The biggest risk to the process was the possibility that opponents of gambling might use the hearing as a chance to create complications or demand concessions. Fortunately, no such effort materialized. Indeed, of the people on the call, only two took the chance to offer a comment or ask a question.
Andrew Bernal of Clinton Township had a criticism to make. He wasn’t concerned with the rules, however, but with how long the process was taking. He complained about having had to travel to Indiana to place sports bets while waiting for Michigan online sports betting to go live. Bernal suggested that Gov. Gretchen Whitmer could expedite the process by using her power to enact emergency rules due to the pandemic, an idea she has resisted.
Another resident, Marko Tomich, wanted to know which operators he could expect to launch first. Murley could not offer a definitive answer. He explained that it would depend on the licensing process, which is happening in parallel to rule-making.
Now, the next step will be for the Joint Committee of Administrative Rules to submit a final draft of the rules to the Office for Administrative Hearings and Rules. Following that review, certification by the Legislative Service Bureau will complete the process.
Matters could have become more interesting and complicated at the Regulatory Reform Committee hearing on SB 991.
When the interstate poker bill‘s turn came up, Sen. Dan Lauwers began by proposing a so-called “tie-bar” amendment. This is a legislative technique for connecting two previously separate bills in order to ensure that one cannot advance without the other.
The bill that Lauwers wanted to connect to SB 991 was SB 661. That bill passed in the Senate last year but has been held up in the House without progress since February. This bill makes various technical changes to the state’s horse betting laws, most significantly extending the definition of pari-mutuel wagering to include historical horse racing (HHR).
HHR has been used as a means of offering additional gambling options at racetracks and betting parlors that lack permission to offer conventional casino games. It has therefore faced some pushback from the state’s commercial casino industry.

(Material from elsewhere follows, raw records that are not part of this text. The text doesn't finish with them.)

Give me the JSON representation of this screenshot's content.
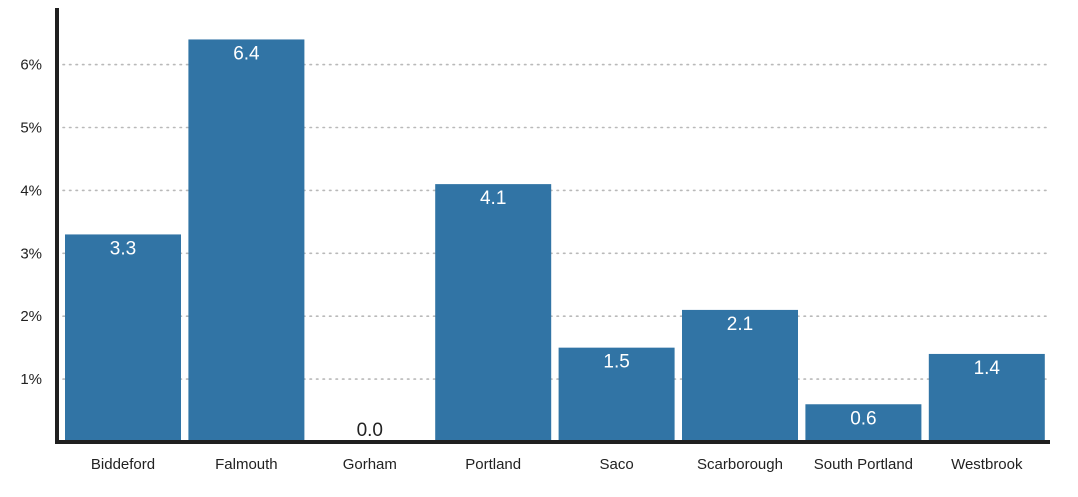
{
  "chart_data": {
    "type": "bar",
    "categories": [
      "Biddeford",
      "Falmouth",
      "Gorham",
      "Portland",
      "Saco",
      "Scarborough",
      "South Portland",
      "Westbrook"
    ],
    "values": [
      3.3,
      6.4,
      0.0,
      4.1,
      1.5,
      2.1,
      0.6,
      1.4
    ],
    "data_labels": [
      "3.3",
      "6.4",
      "0.0",
      "4.1",
      "1.5",
      "2.1",
      "0.6",
      "1.4"
    ],
    "y_ticks": [
      1,
      2,
      3,
      4,
      5,
      6
    ],
    "y_tick_labels": [
      "1%",
      "2%",
      "3%",
      "4%",
      "5%",
      "6%"
    ],
    "ylim": [
      0,
      6.9
    ],
    "title": "",
    "xlabel": "",
    "ylabel": "",
    "grid": true,
    "grid_style": "dotted",
    "legend": "none",
    "colors": {
      "bar": "#3174a5",
      "axis": "#1f1f1f",
      "grid": "#b9b9b9",
      "label_on_bar": "#ffffff",
      "label_above_bar": "#222222"
    }
  }
}
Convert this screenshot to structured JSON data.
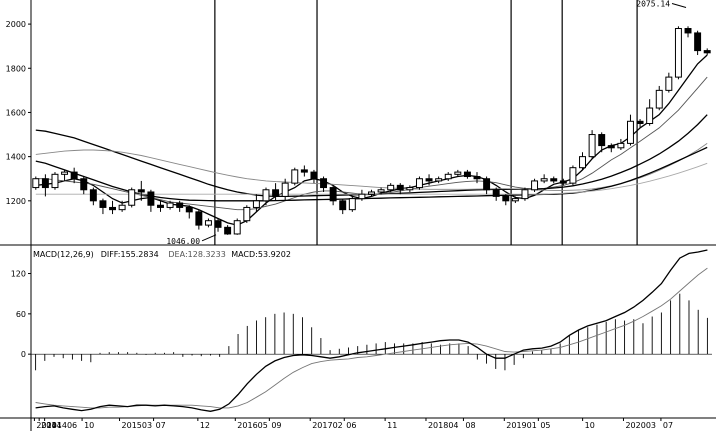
{
  "chart_data": {
    "type": "candlestick",
    "price_panel": {
      "ylim": [
        1000,
        2100
      ],
      "yticks": [
        "1200",
        "1400",
        "1600",
        "1800",
        "2000"
      ],
      "ytick_values": [
        1200,
        1400,
        1600,
        1800,
        2000
      ],
      "annotations": [
        {
          "label": "1046.00",
          "value": 1046,
          "bar_index": 40
        },
        {
          "label": "2075.14",
          "value": 2075.14,
          "bar_index": 143
        }
      ],
      "candles": [
        [
          1260,
          1300,
          1250,
          1310
        ],
        [
          1300,
          1260,
          1220,
          1320
        ],
        [
          1260,
          1320,
          1250,
          1330
        ],
        [
          1320,
          1330,
          1290,
          1340
        ],
        [
          1330,
          1300,
          1280,
          1350
        ],
        [
          1300,
          1250,
          1230,
          1310
        ],
        [
          1250,
          1200,
          1180,
          1260
        ],
        [
          1200,
          1170,
          1140,
          1210
        ],
        [
          1170,
          1160,
          1140,
          1200
        ],
        [
          1160,
          1180,
          1150,
          1200
        ],
        [
          1180,
          1250,
          1170,
          1260
        ],
        [
          1250,
          1240,
          1200,
          1290
        ],
        [
          1240,
          1180,
          1150,
          1250
        ],
        [
          1180,
          1170,
          1150,
          1200
        ],
        [
          1170,
          1190,
          1160,
          1200
        ],
        [
          1190,
          1170,
          1150,
          1200
        ],
        [
          1170,
          1150,
          1120,
          1180
        ],
        [
          1150,
          1090,
          1070,
          1160
        ],
        [
          1090,
          1110,
          1080,
          1120
        ],
        [
          1110,
          1080,
          1060,
          1120
        ],
        [
          1080,
          1050,
          1046,
          1090
        ],
        [
          1050,
          1110,
          1046,
          1120
        ],
        [
          1110,
          1170,
          1100,
          1180
        ],
        [
          1170,
          1200,
          1150,
          1230
        ],
        [
          1200,
          1250,
          1180,
          1260
        ],
        [
          1250,
          1220,
          1200,
          1280
        ],
        [
          1220,
          1280,
          1200,
          1300
        ],
        [
          1280,
          1340,
          1270,
          1350
        ],
        [
          1340,
          1330,
          1310,
          1360
        ],
        [
          1330,
          1300,
          1280,
          1340
        ],
        [
          1300,
          1260,
          1240,
          1310
        ],
        [
          1260,
          1200,
          1180,
          1270
        ],
        [
          1200,
          1160,
          1140,
          1210
        ],
        [
          1160,
          1210,
          1150,
          1220
        ],
        [
          1210,
          1230,
          1200,
          1250
        ],
        [
          1230,
          1240,
          1220,
          1250
        ],
        [
          1240,
          1250,
          1230,
          1260
        ],
        [
          1250,
          1270,
          1240,
          1280
        ],
        [
          1270,
          1250,
          1230,
          1280
        ],
        [
          1250,
          1260,
          1240,
          1270
        ],
        [
          1260,
          1300,
          1250,
          1310
        ],
        [
          1300,
          1290,
          1270,
          1320
        ],
        [
          1290,
          1300,
          1280,
          1310
        ],
        [
          1300,
          1320,
          1290,
          1330
        ],
        [
          1320,
          1330,
          1310,
          1340
        ],
        [
          1330,
          1310,
          1300,
          1340
        ],
        [
          1310,
          1300,
          1280,
          1330
        ],
        [
          1300,
          1250,
          1230,
          1310
        ],
        [
          1250,
          1220,
          1200,
          1260
        ],
        [
          1220,
          1200,
          1180,
          1230
        ],
        [
          1200,
          1210,
          1190,
          1220
        ],
        [
          1210,
          1250,
          1200,
          1260
        ],
        [
          1250,
          1290,
          1240,
          1300
        ],
        [
          1290,
          1300,
          1280,
          1320
        ],
        [
          1300,
          1290,
          1280,
          1310
        ],
        [
          1290,
          1280,
          1270,
          1300
        ],
        [
          1280,
          1350,
          1270,
          1360
        ],
        [
          1350,
          1400,
          1340,
          1420
        ],
        [
          1400,
          1500,
          1390,
          1520
        ],
        [
          1500,
          1450,
          1420,
          1510
        ],
        [
          1450,
          1440,
          1420,
          1460
        ],
        [
          1440,
          1460,
          1430,
          1480
        ],
        [
          1460,
          1560,
          1450,
          1590
        ],
        [
          1560,
          1550,
          1530,
          1570
        ],
        [
          1550,
          1620,
          1540,
          1660
        ],
        [
          1620,
          1700,
          1610,
          1720
        ],
        [
          1700,
          1760,
          1690,
          1780
        ],
        [
          1760,
          1980,
          1750,
          1990
        ],
        [
          1980,
          1960,
          1940,
          1990
        ],
        [
          1960,
          1880,
          1860,
          1970
        ],
        [
          1880,
          1870,
          1860,
          1890
        ]
      ],
      "ma_series": [
        {
          "color": "#000000",
          "values": [
            1270,
            1275,
            1280,
            1290,
            1300,
            1290,
            1270,
            1240,
            1210,
            1190,
            1200,
            1210,
            1215,
            1200,
            1185,
            1180,
            1175,
            1160,
            1140,
            1120,
            1100,
            1090,
            1110,
            1150,
            1190,
            1220,
            1240,
            1260,
            1290,
            1300,
            1290,
            1270,
            1240,
            1220,
            1210,
            1220,
            1235,
            1245,
            1255,
            1260,
            1270,
            1280,
            1290,
            1300,
            1310,
            1315,
            1310,
            1295,
            1270,
            1240,
            1215,
            1210,
            1225,
            1250,
            1275,
            1285,
            1300,
            1340,
            1390,
            1430,
            1450,
            1460,
            1490,
            1530,
            1560,
            1590,
            1640,
            1700,
            1760,
            1820,
            1860
          ]
        },
        {
          "color": "#555555",
          "values": [
            1300,
            1300,
            1295,
            1290,
            1285,
            1280,
            1275,
            1265,
            1255,
            1245,
            1235,
            1225,
            1215,
            1205,
            1195,
            1190,
            1185,
            1180,
            1175,
            1170,
            1165,
            1160,
            1160,
            1165,
            1175,
            1185,
            1200,
            1215,
            1230,
            1240,
            1245,
            1245,
            1240,
            1235,
            1230,
            1230,
            1232,
            1238,
            1245,
            1252,
            1260,
            1266,
            1272,
            1278,
            1284,
            1288,
            1290,
            1288,
            1282,
            1272,
            1262,
            1256,
            1254,
            1256,
            1262,
            1270,
            1282,
            1300,
            1325,
            1355,
            1385,
            1410,
            1440,
            1470,
            1500,
            1530,
            1570,
            1610,
            1660,
            1710,
            1760
          ]
        },
        {
          "color": "#000000",
          "values": [
            1520,
            1515,
            1505,
            1495,
            1485,
            1470,
            1455,
            1440,
            1425,
            1410,
            1395,
            1380,
            1365,
            1350,
            1335,
            1320,
            1305,
            1290,
            1275,
            1262,
            1250,
            1240,
            1232,
            1226,
            1222,
            1220,
            1220,
            1221,
            1222,
            1223,
            1224,
            1225,
            1226,
            1227,
            1228,
            1229,
            1230,
            1232,
            1234,
            1236,
            1238,
            1240,
            1242,
            1244,
            1246,
            1248,
            1250,
            1251,
            1252,
            1252,
            1252,
            1252,
            1253,
            1255,
            1258,
            1262,
            1268,
            1276,
            1286,
            1298,
            1312,
            1328,
            1346,
            1366,
            1388,
            1412,
            1440,
            1470,
            1505,
            1545,
            1590
          ]
        },
        {
          "color": "#888888",
          "values": [
            1410,
            1415,
            1420,
            1425,
            1428,
            1430,
            1430,
            1428,
            1425,
            1420,
            1413,
            1405,
            1395,
            1385,
            1375,
            1365,
            1355,
            1345,
            1335,
            1325,
            1316,
            1308,
            1300,
            1295,
            1290,
            1287,
            1285,
            1283,
            1281,
            1279,
            1277,
            1275,
            1272,
            1269,
            1266,
            1263,
            1260,
            1258,
            1256,
            1254,
            1253,
            1252,
            1252,
            1252,
            1252,
            1252,
            1253,
            1254,
            1255,
            1255,
            1254,
            1252,
            1250,
            1248,
            1247,
            1247,
            1248,
            1250,
            1254,
            1260,
            1268,
            1278,
            1290,
            1304,
            1320,
            1338,
            1358,
            1380,
            1404,
            1430,
            1460
          ]
        },
        {
          "color": "#000000",
          "values": [
            1380,
            1370,
            1355,
            1340,
            1325,
            1310,
            1295,
            1280,
            1265,
            1252,
            1240,
            1230,
            1222,
            1215,
            1210,
            1206,
            1203,
            1202,
            1201,
            1200,
            1200,
            1200,
            1200,
            1200,
            1200,
            1201,
            1202,
            1203,
            1204,
            1205,
            1206,
            1207,
            1208,
            1209,
            1210,
            1211,
            1212,
            1213,
            1214,
            1215,
            1216,
            1217,
            1218,
            1219,
            1220,
            1221,
            1222,
            1223,
            1224,
            1225,
            1226,
            1227,
            1228,
            1229,
            1230,
            1232,
            1235,
            1240,
            1247,
            1256,
            1266,
            1278,
            1292,
            1308,
            1325,
            1343,
            1362,
            1382,
            1402,
            1422,
            1442
          ]
        },
        {
          "color": "#aaaaaa",
          "values": [
            1230,
            1230,
            1230,
            1230,
            1230,
            1230,
            1230,
            1230,
            1230,
            1230,
            1230,
            1230,
            1230,
            1230,
            1230,
            1230,
            1230,
            1230,
            1230,
            1230,
            1230,
            1230,
            1230,
            1230,
            1230,
            1230,
            1230,
            1230,
            1230,
            1230,
            1230,
            1230,
            1230,
            1230,
            1230,
            1230,
            1230,
            1230,
            1230,
            1230,
            1230,
            1230,
            1230,
            1230,
            1230,
            1230,
            1230,
            1230,
            1230,
            1230,
            1230,
            1230,
            1230,
            1230,
            1232,
            1234,
            1237,
            1240,
            1244,
            1249,
            1255,
            1262,
            1270,
            1279,
            1289,
            1300,
            1312,
            1325,
            1339,
            1354,
            1370
          ]
        }
      ]
    },
    "macd_panel": {
      "legend": [
        {
          "text": "MACD(12,26,9)",
          "color": "#000000"
        },
        {
          "text": "DIFF:155.2834",
          "color": "#000000"
        },
        {
          "text": "DEA:128.3233",
          "color": "#555555"
        },
        {
          "text": "MACD:53.9202",
          "color": "#000000"
        }
      ],
      "ylim": [
        -95,
        155
      ],
      "yticks": [
        "0",
        "60",
        "120"
      ],
      "ytick_values": [
        0,
        60,
        120
      ],
      "diff": [
        -80,
        -78,
        -77,
        -80,
        -82,
        -84,
        -82,
        -78,
        -76,
        -77,
        -78,
        -76,
        -76,
        -77,
        -76,
        -77,
        -78,
        -80,
        -83,
        -85,
        -82,
        -74,
        -60,
        -44,
        -30,
        -18,
        -10,
        -5,
        -2,
        -1,
        -2,
        -4,
        -6,
        -4,
        -1,
        2,
        4,
        6,
        8,
        10,
        12,
        14,
        16,
        18,
        20,
        21,
        21,
        18,
        10,
        0,
        -6,
        -6,
        0,
        6,
        8,
        9,
        12,
        18,
        28,
        36,
        42,
        46,
        50,
        56,
        62,
        70,
        80,
        92,
        105,
        125,
        143,
        150,
        152,
        155
      ],
      "dea": [
        -72,
        -74,
        -76,
        -77,
        -78,
        -79,
        -80,
        -80,
        -79,
        -79,
        -78,
        -77,
        -76,
        -76,
        -76,
        -76,
        -76,
        -76,
        -77,
        -78,
        -80,
        -80,
        -77,
        -72,
        -64,
        -56,
        -46,
        -36,
        -27,
        -20,
        -14,
        -11,
        -9,
        -8,
        -7,
        -5,
        -4,
        -2,
        0,
        2,
        4,
        6,
        8,
        10,
        12,
        14,
        15,
        16,
        15,
        12,
        8,
        4,
        3,
        4,
        5,
        6,
        8,
        10,
        14,
        18,
        23,
        28,
        33,
        38,
        43,
        49,
        56,
        64,
        72,
        82,
        94,
        106,
        118,
        128
      ],
      "macd": [
        -24,
        -10,
        -4,
        -6,
        -8,
        -10,
        -12,
        2,
        3,
        3,
        3,
        2,
        -1,
        2,
        2,
        3,
        -4,
        -2,
        -3,
        -2,
        -4,
        12,
        30,
        42,
        50,
        55,
        60,
        62,
        60,
        55,
        40,
        24,
        6,
        8,
        10,
        12,
        14,
        16,
        18,
        16,
        16,
        16,
        18,
        16,
        14,
        16,
        16,
        12,
        -8,
        -14,
        -22,
        -24,
        -16,
        -6,
        4,
        6,
        8,
        16,
        28,
        36,
        40,
        44,
        48,
        52,
        50,
        52,
        46,
        56,
        62,
        80,
        90,
        80,
        66,
        54
      ]
    },
    "x_labels": [
      {
        "label": "2014",
        "pos": 0.005
      },
      {
        "label": "2014",
        "pos": 0.012
      },
      {
        "label": "201406",
        "pos": 0.02
      },
      {
        "label": "10",
        "pos": 0.075
      },
      {
        "label": "201503",
        "pos": 0.13
      },
      {
        "label": "07",
        "pos": 0.18
      },
      {
        "label": "12",
        "pos": 0.245
      },
      {
        "label": "201605",
        "pos": 0.3
      },
      {
        "label": "09",
        "pos": 0.35
      },
      {
        "label": "201702",
        "pos": 0.41
      },
      {
        "label": "06",
        "pos": 0.46
      },
      {
        "label": "11",
        "pos": 0.52
      },
      {
        "label": "201804",
        "pos": 0.58
      },
      {
        "label": "08",
        "pos": 0.635
      },
      {
        "label": "201901",
        "pos": 0.695
      },
      {
        "label": "05",
        "pos": 0.745
      },
      {
        "label": "10",
        "pos": 0.81
      },
      {
        "label": "202003",
        "pos": 0.87
      },
      {
        "label": "07",
        "pos": 0.925
      }
    ],
    "vertical_markers": [
      0.27,
      0.42,
      0.705,
      0.78,
      0.89
    ]
  }
}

Lauwers hoped that their support for interstate poker would help nudge SB 661 along if the two bills were thus connected. His proposal caused the committee to move on to other bills for a time. By the time it had come back to SB 991, Sen. Hertel had spoken with Lauwers privately and the two had arrived at some agreement.
As a result of their conversation, Lauwers withdrew his proposed amendment. The committee then voted unanimously in favor of the bill, 9-0.
The next step will be further discussion by the Committee of the Whole, i.e., the entire Senate. There will then be a few more procedural steps before a formal vote that would, if successful, send the bill to the House of Representatives.
No matter what, Michigan online poker should be on its way eventually.